Mizoram is the home of the Mizos, which literally means dwellers of the hill top. The Lushai tribe is the single largest group, with the Pwoi and the Lakher being smaller tribes. The Mizos are all Christians. While women excel at weaving, men are experts at cane and bamboo work.
Bamboo is found in abundance on the hills and the people of the region put it to several uses. Baskets are, of course, one of the most popular forms of craftsmanship with this material. Among the other products crafted from bamboo are houses, furniture, kitchen implements, agricultural tools, weaving tools, and even jewellery. Furniture items include chairs, tables, sofas, moorahs, and bamboo screens. Umbrella-handles, knitting needles, hats, mugs, fish baskets, rain shields, pipes, toys and games, hand-held pipes, and the back-strap loin-loom are all made from bamboo and cane. Mizo houses are generally built with bamboo walls and floors and thatched roofs. Houses that are over 100 years old can still be seen standing in Mizoram.
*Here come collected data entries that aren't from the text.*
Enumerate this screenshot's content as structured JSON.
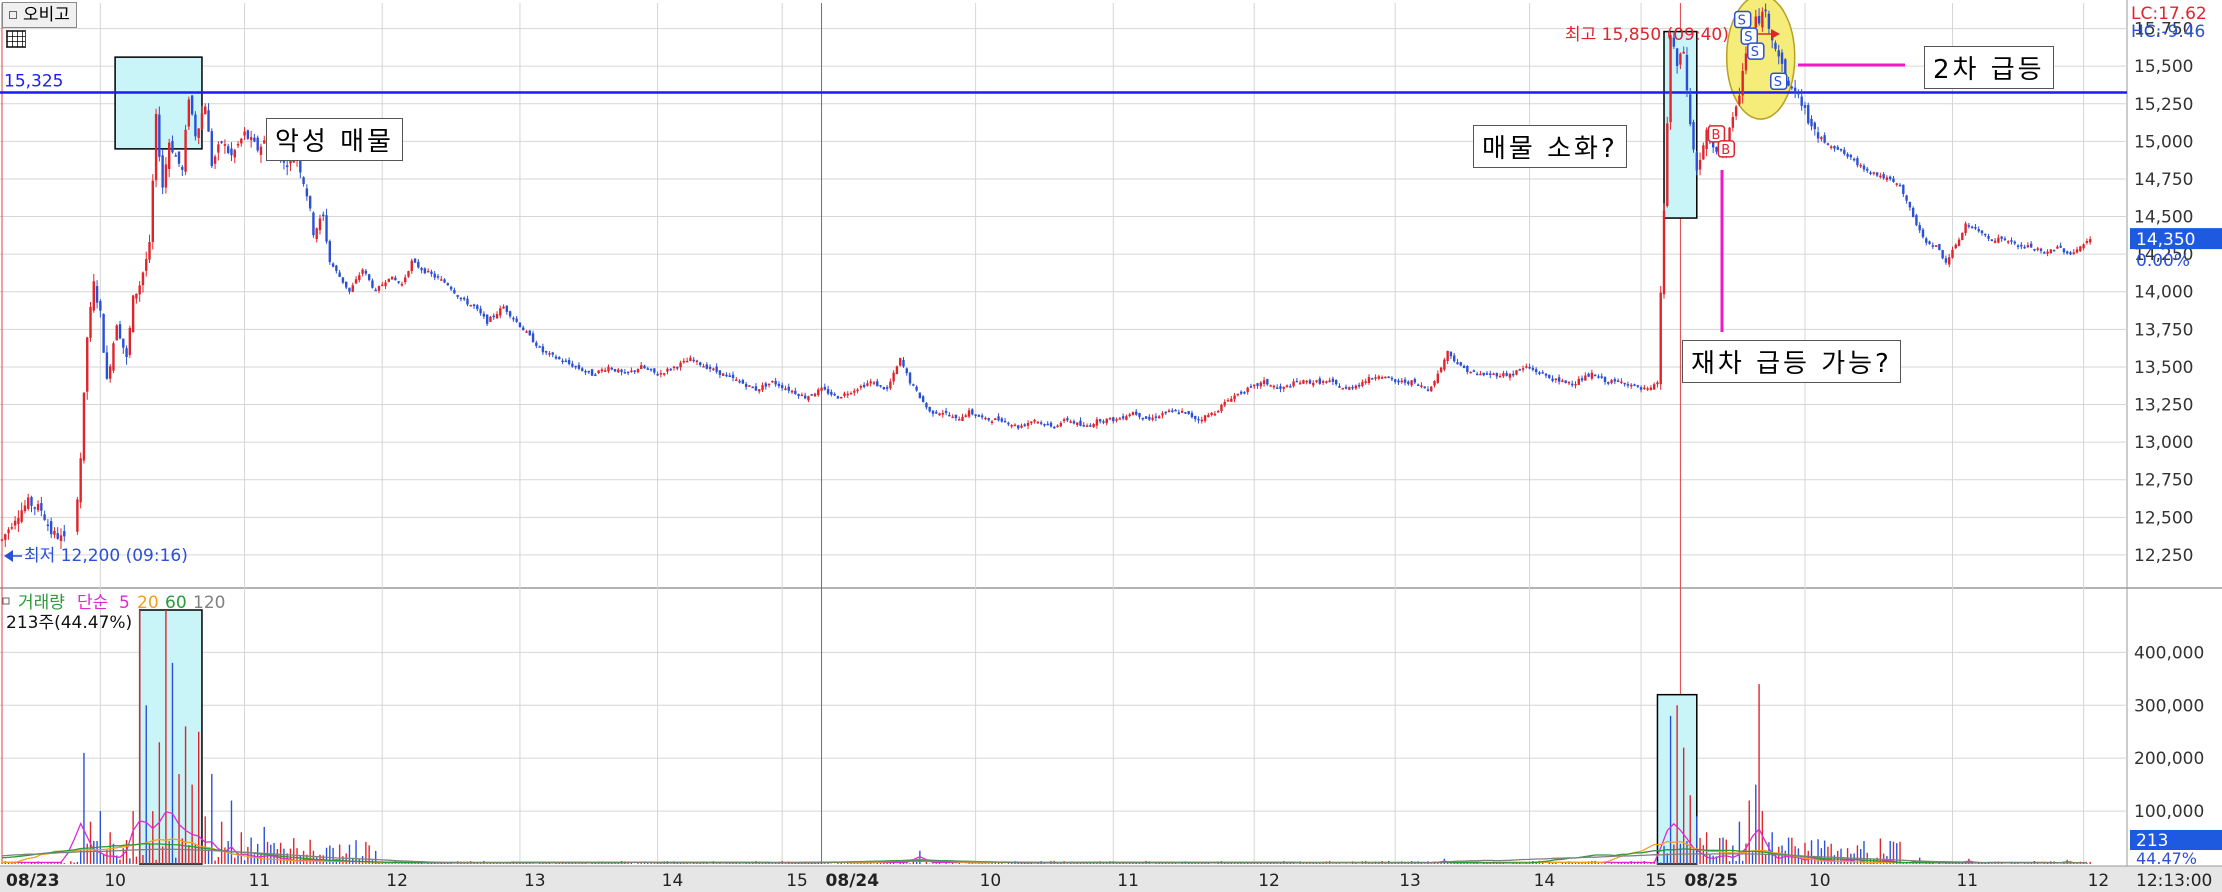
{
  "toolbar": {
    "compare_button": "오비고"
  },
  "colors": {
    "up": "#e0242c",
    "down": "#2b50d6",
    "ref_line": "#1c1cf0",
    "accent_pink": "#f018c8",
    "grid": "#d6d6d6",
    "session_line": "#e04040",
    "highlight_fill": "#c9f5f8",
    "ellipse_fill": "#f5ec7a",
    "ma5": "#e02ad0",
    "ma20": "#f0a020",
    "ma60": "#2a9a3a",
    "ma120": "#808080",
    "cur_price_box": "#1e5ae0"
  },
  "chart_data": [
    {
      "type": "candlestick",
      "title": "",
      "y_ticks": [
        12250,
        12500,
        12750,
        13000,
        13250,
        13500,
        13750,
        14000,
        14250,
        14500,
        14750,
        15000,
        15250,
        15500,
        15750
      ],
      "ylim": [
        12050,
        15920
      ],
      "ref_line": {
        "value": 15325,
        "label": "15,325"
      },
      "high_marker": {
        "label": "최고 15,850 (09:40)",
        "value": 15850
      },
      "low_marker": {
        "label": "최저 12,200 (09:16)",
        "value": 12200
      },
      "current_price": {
        "label": "14,350",
        "value": 14350,
        "change": "0.00%"
      },
      "top_right": {
        "lc": "LC:17.62",
        "hc": "HC:-9.46"
      },
      "annotations": [
        "악성 매물",
        "매물 소화?",
        "2차 급등",
        "재차 급등 가능?"
      ],
      "buy_markers": [
        "B",
        "B"
      ],
      "sell_markers": [
        "S",
        "S",
        "S",
        "S"
      ],
      "price_path": [
        [
          0,
          12350
        ],
        [
          8,
          12500
        ],
        [
          16,
          12600
        ],
        [
          24,
          12550
        ],
        [
          30,
          12400
        ],
        [
          38,
          12350
        ],
        [
          44,
          12400
        ],
        [
          48,
          12900
        ],
        [
          52,
          13700
        ],
        [
          56,
          14050
        ],
        [
          60,
          13850
        ],
        [
          64,
          13400
        ],
        [
          70,
          13800
        ],
        [
          76,
          13550
        ],
        [
          80,
          13950
        ],
        [
          84,
          14050
        ],
        [
          90,
          14300
        ],
        [
          94,
          15150
        ],
        [
          98,
          14700
        ],
        [
          102,
          15000
        ],
        [
          106,
          14900
        ],
        [
          110,
          14800
        ],
        [
          114,
          15300
        ],
        [
          118,
          15050
        ],
        [
          124,
          15250
        ],
        [
          128,
          14850
        ],
        [
          134,
          15000
        ],
        [
          140,
          14900
        ],
        [
          148,
          15050
        ],
        [
          156,
          14950
        ],
        [
          164,
          15050
        ],
        [
          172,
          14850
        ],
        [
          180,
          14900
        ],
        [
          186,
          14650
        ],
        [
          190,
          14400
        ],
        [
          196,
          14500
        ],
        [
          200,
          14200
        ],
        [
          206,
          14100
        ],
        [
          212,
          14000
        ],
        [
          220,
          14150
        ],
        [
          228,
          14000
        ],
        [
          236,
          14100
        ],
        [
          244,
          14050
        ],
        [
          250,
          14200
        ],
        [
          256,
          14150
        ],
        [
          264,
          14100
        ],
        [
          272,
          14050
        ],
        [
          280,
          13950
        ],
        [
          288,
          13900
        ],
        [
          296,
          13800
        ],
        [
          306,
          13900
        ],
        [
          314,
          13800
        ],
        [
          322,
          13700
        ],
        [
          330,
          13600
        ],
        [
          340,
          13550
        ],
        [
          350,
          13500
        ],
        [
          360,
          13450
        ],
        [
          370,
          13500
        ],
        [
          380,
          13450
        ],
        [
          390,
          13500
        ],
        [
          400,
          13450
        ],
        [
          410,
          13500
        ],
        [
          420,
          13550
        ],
        [
          430,
          13500
        ],
        [
          440,
          13450
        ],
        [
          450,
          13400
        ],
        [
          460,
          13350
        ],
        [
          470,
          13400
        ],
        [
          480,
          13350
        ],
        [
          490,
          13300
        ],
        [
          500,
          13350
        ],
        [
          510,
          13300
        ],
        [
          520,
          13350
        ],
        [
          530,
          13400
        ],
        [
          540,
          13350
        ],
        [
          548,
          13550
        ],
        [
          554,
          13400
        ],
        [
          560,
          13300
        ],
        [
          566,
          13200
        ],
        [
          574,
          13200
        ],
        [
          582,
          13150
        ],
        [
          590,
          13200
        ],
        [
          600,
          13150
        ],
        [
          610,
          13150
        ],
        [
          620,
          13100
        ],
        [
          630,
          13150
        ],
        [
          640,
          13100
        ],
        [
          650,
          13150
        ],
        [
          660,
          13100
        ],
        [
          670,
          13150
        ],
        [
          680,
          13150
        ],
        [
          690,
          13200
        ],
        [
          700,
          13150
        ],
        [
          710,
          13200
        ],
        [
          720,
          13200
        ],
        [
          730,
          13150
        ],
        [
          740,
          13200
        ],
        [
          750,
          13300
        ],
        [
          760,
          13350
        ],
        [
          770,
          13400
        ],
        [
          780,
          13350
        ],
        [
          790,
          13400
        ],
        [
          800,
          13400
        ],
        [
          810,
          13400
        ],
        [
          820,
          13350
        ],
        [
          830,
          13400
        ],
        [
          840,
          13450
        ],
        [
          850,
          13400
        ],
        [
          860,
          13400
        ],
        [
          870,
          13350
        ],
        [
          876,
          13450
        ],
        [
          882,
          13600
        ],
        [
          890,
          13500
        ],
        [
          900,
          13450
        ],
        [
          910,
          13450
        ],
        [
          920,
          13450
        ],
        [
          930,
          13500
        ],
        [
          940,
          13450
        ],
        [
          950,
          13400
        ],
        [
          960,
          13400
        ],
        [
          970,
          13450
        ],
        [
          980,
          13400
        ],
        [
          990,
          13400
        ],
        [
          1000,
          13350
        ],
        [
          1006,
          13350
        ],
        [
          1010,
          13400
        ],
        [
          1014,
          14550
        ],
        [
          1018,
          15700
        ],
        [
          1022,
          15500
        ],
        [
          1026,
          15600
        ],
        [
          1030,
          15100
        ],
        [
          1034,
          14800
        ],
        [
          1040,
          15050
        ],
        [
          1046,
          14900
        ],
        [
          1052,
          15000
        ],
        [
          1058,
          15200
        ],
        [
          1064,
          15600
        ],
        [
          1070,
          15800
        ],
        [
          1076,
          15850
        ],
        [
          1080,
          15700
        ],
        [
          1086,
          15500
        ],
        [
          1090,
          15350
        ],
        [
          1094,
          15350
        ],
        [
          1100,
          15200
        ],
        [
          1106,
          15050
        ],
        [
          1112,
          15000
        ],
        [
          1120,
          14950
        ],
        [
          1126,
          14900
        ],
        [
          1132,
          14850
        ],
        [
          1140,
          14800
        ],
        [
          1150,
          14750
        ],
        [
          1158,
          14700
        ],
        [
          1166,
          14500
        ],
        [
          1172,
          14350
        ],
        [
          1180,
          14300
        ],
        [
          1186,
          14200
        ],
        [
          1192,
          14300
        ],
        [
          1198,
          14450
        ],
        [
          1206,
          14400
        ],
        [
          1214,
          14350
        ],
        [
          1222,
          14350
        ],
        [
          1230,
          14300
        ],
        [
          1238,
          14300
        ],
        [
          1246,
          14250
        ],
        [
          1254,
          14300
        ],
        [
          1262,
          14250
        ],
        [
          1268,
          14300
        ],
        [
          1275,
          14350
        ]
      ]
    },
    {
      "type": "bar",
      "series_name": "거래량",
      "legend": [
        {
          "label": "거래량",
          "color": "#2a9a3a"
        },
        {
          "label": "단순",
          "color": "#e02ad0"
        },
        {
          "label": "5",
          "color": "#e02ad0"
        },
        {
          "label": "20",
          "color": "#f0a020"
        },
        {
          "label": "60",
          "color": "#2a9a3a"
        },
        {
          "label": "120",
          "color": "#808080"
        }
      ],
      "current_info": "213주(44.47%)",
      "y_ticks": [
        100000,
        200000,
        300000,
        400000
      ],
      "ylim": [
        0,
        480000
      ],
      "current_value": {
        "label": "213",
        "percent": "44.47%"
      },
      "volume_spikes": [
        [
          47,
          240000
        ],
        [
          50,
          210000
        ],
        [
          54,
          80000
        ],
        [
          60,
          100000
        ],
        [
          66,
          60000
        ],
        [
          74,
          30000
        ],
        [
          80,
          100000
        ],
        [
          84,
          480000
        ],
        [
          88,
          300000
        ],
        [
          92,
          100000
        ],
        [
          96,
          230000
        ],
        [
          100,
          480000
        ],
        [
          104,
          380000
        ],
        [
          108,
          170000
        ],
        [
          112,
          260000
        ],
        [
          116,
          150000
        ],
        [
          120,
          250000
        ],
        [
          124,
          90000
        ],
        [
          128,
          170000
        ],
        [
          134,
          80000
        ],
        [
          140,
          120000
        ],
        [
          146,
          60000
        ],
        [
          152,
          50000
        ],
        [
          160,
          70000
        ],
        [
          170,
          40000
        ],
        [
          180,
          30000
        ],
        [
          190,
          25000
        ],
        [
          200,
          35000
        ],
        [
          210,
          20000
        ],
        [
          220,
          15000
        ],
        [
          560,
          25000
        ],
        [
          880,
          10000
        ],
        [
          1018,
          280000
        ],
        [
          1022,
          300000
        ],
        [
          1026,
          220000
        ],
        [
          1030,
          130000
        ],
        [
          1034,
          90000
        ],
        [
          1040,
          60000
        ],
        [
          1050,
          50000
        ],
        [
          1060,
          80000
        ],
        [
          1066,
          120000
        ],
        [
          1070,
          150000
        ],
        [
          1072,
          340000
        ],
        [
          1074,
          100000
        ],
        [
          1080,
          60000
        ],
        [
          1090,
          50000
        ],
        [
          1100,
          40000
        ],
        [
          1110,
          30000
        ],
        [
          1120,
          25000
        ],
        [
          1130,
          20000
        ],
        [
          1150,
          15000
        ],
        [
          1170,
          12000
        ],
        [
          1200,
          10000
        ],
        [
          1260,
          8000
        ]
      ]
    }
  ],
  "x_axis": {
    "ticks": [
      {
        "idx": 0,
        "label": "08/23",
        "major": true
      },
      {
        "idx": 60,
        "label": "10"
      },
      {
        "idx": 148,
        "label": "11"
      },
      {
        "idx": 232,
        "label": "12"
      },
      {
        "idx": 316,
        "label": "13"
      },
      {
        "idx": 400,
        "label": "14"
      },
      {
        "idx": 476,
        "label": "15"
      },
      {
        "idx": 500,
        "label": "08/24",
        "major": true
      },
      {
        "idx": 594,
        "label": "10"
      },
      {
        "idx": 678,
        "label": "11"
      },
      {
        "idx": 764,
        "label": "12"
      },
      {
        "idx": 850,
        "label": "13"
      },
      {
        "idx": 932,
        "label": "14"
      },
      {
        "idx": 1000,
        "label": "15"
      },
      {
        "idx": 1024,
        "label": "08/25",
        "major": true
      },
      {
        "idx": 1100,
        "label": "10"
      },
      {
        "idx": 1190,
        "label": "11"
      },
      {
        "idx": 1270,
        "label": "12"
      }
    ],
    "right_label": "12:13:00"
  }
}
Basket making is done mostly by the men and the products are uncommonly beautiful. Each home weaves its own baskets and it is only recently that basketry has become a commercial activity among the people of the region. The variety of styles and uses that the bamboo basket is put to is quite amazing. The conical bamboo basket called paikwang is a typical Mizo basket, broad at the rim and tapering at the bottom, and is used to carry firewood, cotton, vegetables, and other items. The paiem is a closed-weave basket and is used for carrying grain. It is woven with four long bamboo splints at the corners. The lower half of the basket is square and as it opens out at the top it becomes circular in shape. Baskets made of cane and bamboo, together with leaves and grasses, are also made.